I’d like to ask if it is possible to have more than 48 hours running time for slurm jobs

Many thanks!

There is a oneweek partition that allows jobs up to 7 days of run time. To use it, add the following option to your job script:

#SBATCH --partition=oneweek

Note that there are no GPUs on this partition yet.

Thank you for your reply!
But when I add this command, after sbatch the job, this error message comes:
“Request node configuration is not avaliable”

Could you share your job script? What SBATCH options are you using?

Screen Shot 2020-11-04 at 12.16.15
Hi this is my slurm script. (I had a problem with copy/paste so I upload the screenshot)

The compute nodes on the oneweek partition only have 16 cores, so change the second option to:

#SBATCH --cpus-per-task=16

And then your job will submit successfully.
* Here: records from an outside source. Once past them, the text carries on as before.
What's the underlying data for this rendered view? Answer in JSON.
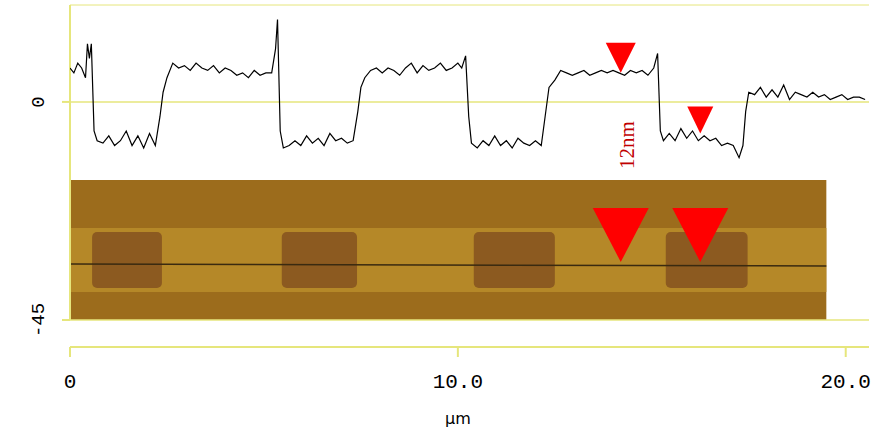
{
  "chart_data": {
    "type": "line",
    "x_label": "µm",
    "x": [
      0,
      0.1,
      0.2,
      0.3,
      0.4,
      0.45,
      0.5,
      0.55,
      0.62,
      0.7,
      0.85,
      1.0,
      1.15,
      1.3,
      1.45,
      1.6,
      1.75,
      1.9,
      2.05,
      2.2,
      2.32,
      2.4,
      2.5,
      2.65,
      2.8,
      2.95,
      3.1,
      3.25,
      3.4,
      3.55,
      3.7,
      3.85,
      4.0,
      4.15,
      4.3,
      4.45,
      4.6,
      4.75,
      4.9,
      5.05,
      5.2,
      5.3,
      5.35,
      5.42,
      5.5,
      5.65,
      5.8,
      5.95,
      6.1,
      6.25,
      6.4,
      6.55,
      6.7,
      6.85,
      7.0,
      7.15,
      7.3,
      7.42,
      7.5,
      7.6,
      7.75,
      7.9,
      8.05,
      8.2,
      8.35,
      8.5,
      8.65,
      8.8,
      8.95,
      9.1,
      9.25,
      9.4,
      9.55,
      9.7,
      9.85,
      10.0,
      10.1,
      10.2,
      10.28,
      10.35,
      10.5,
      10.65,
      10.8,
      10.95,
      11.1,
      11.25,
      11.4,
      11.55,
      11.7,
      11.85,
      12.0,
      12.15,
      12.25,
      12.35,
      12.5,
      12.65,
      12.8,
      12.95,
      13.1,
      13.25,
      13.4,
      13.55,
      13.7,
      13.85,
      14.0,
      14.15,
      14.3,
      14.45,
      14.6,
      14.75,
      14.9,
      15.05,
      15.15,
      15.22,
      15.3,
      15.45,
      15.6,
      15.75,
      15.9,
      16.05,
      16.2,
      16.35,
      16.5,
      16.65,
      16.8,
      16.95,
      17.1,
      17.25,
      17.35,
      17.42,
      17.5,
      17.65,
      17.8,
      17.95,
      18.1,
      18.25,
      18.4,
      18.55,
      18.7,
      18.85,
      19.0,
      19.15,
      19.3,
      19.45,
      19.6,
      19.75,
      19.9,
      20.05,
      20.2,
      20.35,
      20.5
    ],
    "series": [
      {
        "color": "#000000",
        "values": [
          7,
          6,
          8,
          7,
          5,
          12,
          9,
          12,
          -6,
          -8,
          -8.5,
          -7,
          -9,
          -8,
          -6,
          -9,
          -7,
          -9.5,
          -6.5,
          -9,
          -3,
          2,
          5,
          8,
          7,
          7.5,
          6.5,
          8,
          7,
          6.5,
          7.5,
          6,
          7,
          6.5,
          5.5,
          6,
          5,
          6.5,
          5.5,
          6,
          6,
          11,
          17,
          -6,
          -9.5,
          -9,
          -8,
          -9,
          -7,
          -8.5,
          -7.5,
          -9,
          -6.5,
          -8,
          -7.5,
          -8.5,
          -8,
          -2,
          3,
          5,
          6.5,
          7,
          6,
          7,
          6.5,
          5.5,
          7,
          8,
          6,
          7.5,
          6.5,
          7,
          8,
          6.5,
          7,
          8,
          7,
          9.5,
          -3,
          -8.5,
          -9.5,
          -8,
          -9,
          -7,
          -9,
          -8,
          -9.5,
          -7.5,
          -8.5,
          -9,
          -8,
          -9,
          -3,
          3,
          4.5,
          6.5,
          6,
          5.5,
          6,
          6.5,
          5.5,
          6,
          6.5,
          6,
          6.5,
          6,
          5.5,
          6.5,
          6,
          6.5,
          5.5,
          7,
          10,
          -6,
          -8,
          -6.5,
          -8,
          -5.5,
          -7.5,
          -6,
          -8,
          -7,
          -8,
          -7.5,
          -9,
          -8.5,
          -9,
          -11.5,
          -9,
          -2,
          2,
          1.5,
          3,
          1,
          2.5,
          1,
          3.5,
          0.5,
          2,
          1.5,
          1,
          2,
          1,
          1.5,
          0.5,
          1,
          1.5,
          0.5,
          1,
          1,
          0.5
        ]
      }
    ],
    "xlim": [
      0,
      20.6
    ],
    "ylim": [
      -45,
      20
    ],
    "xticks": [
      0,
      {
        "value": 10,
        "label": "10.0"
      },
      {
        "value": 20,
        "label": "20.0"
      }
    ],
    "yticks": [
      0,
      -45
    ],
    "grid": true,
    "annotation": {
      "text": "12nm",
      "cursors": [
        {
          "x": 14.2,
          "y": 6
        },
        {
          "x": 16.25,
          "y": -6.5
        }
      ]
    },
    "image": {
      "extent": 19.5,
      "pads": [
        [
          0.57,
          2.37
        ],
        [
          5.46,
          7.4
        ],
        [
          10.41,
          12.5
        ],
        [
          15.36,
          17.47
        ]
      ]
    }
  }
}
Thank you very much! It was submitted successfully. But the new problem is Node message:
“ReqNodeNotAvail, reserved for maintenance”.
I wonder if is an ongoing maintenance or there are still some problem in my script.

Yeah, there’s maintenance on Friday, so it will run once that is completed.

Thank you very much!

Hi Derek,

I have met another problem that my 9 out of 10 scripts were killed with this following message.
“terminate called after throwing an instance of ‘std::bad_alloc’
what(): std::bad_alloc”
And the only one didn’t have that error message also stopped running and had no feedback.

I wondered is that problem also due to maintenance? But my other scripts which did not run on the oneweek partition completed will.

That looks like the jobs do not have enough memory, but you are using --mem=0 to request all the available memory on a node. Most of the nodes on the oneweek partition have 64 GB, but there are two that have 256 GB. Change that line to --mem=248GB and --cpus-per-task=16 to use those nodes (some memory is reserved for Slurm, for example, so 248 GB is actually the max you can use).

Is there any potential to modify your R script to reduce memory usage? Please submit a ticket and share your R script there if needed.

Also, the local /tmp directories on compute nodes are limited. That could be part of the issue as well because R will automatically use /tmp. So try changing your TMPDIR with the shell command export TMPDIR=/scratch/$USER. This will automatically redirect temporary files to your scratch directory.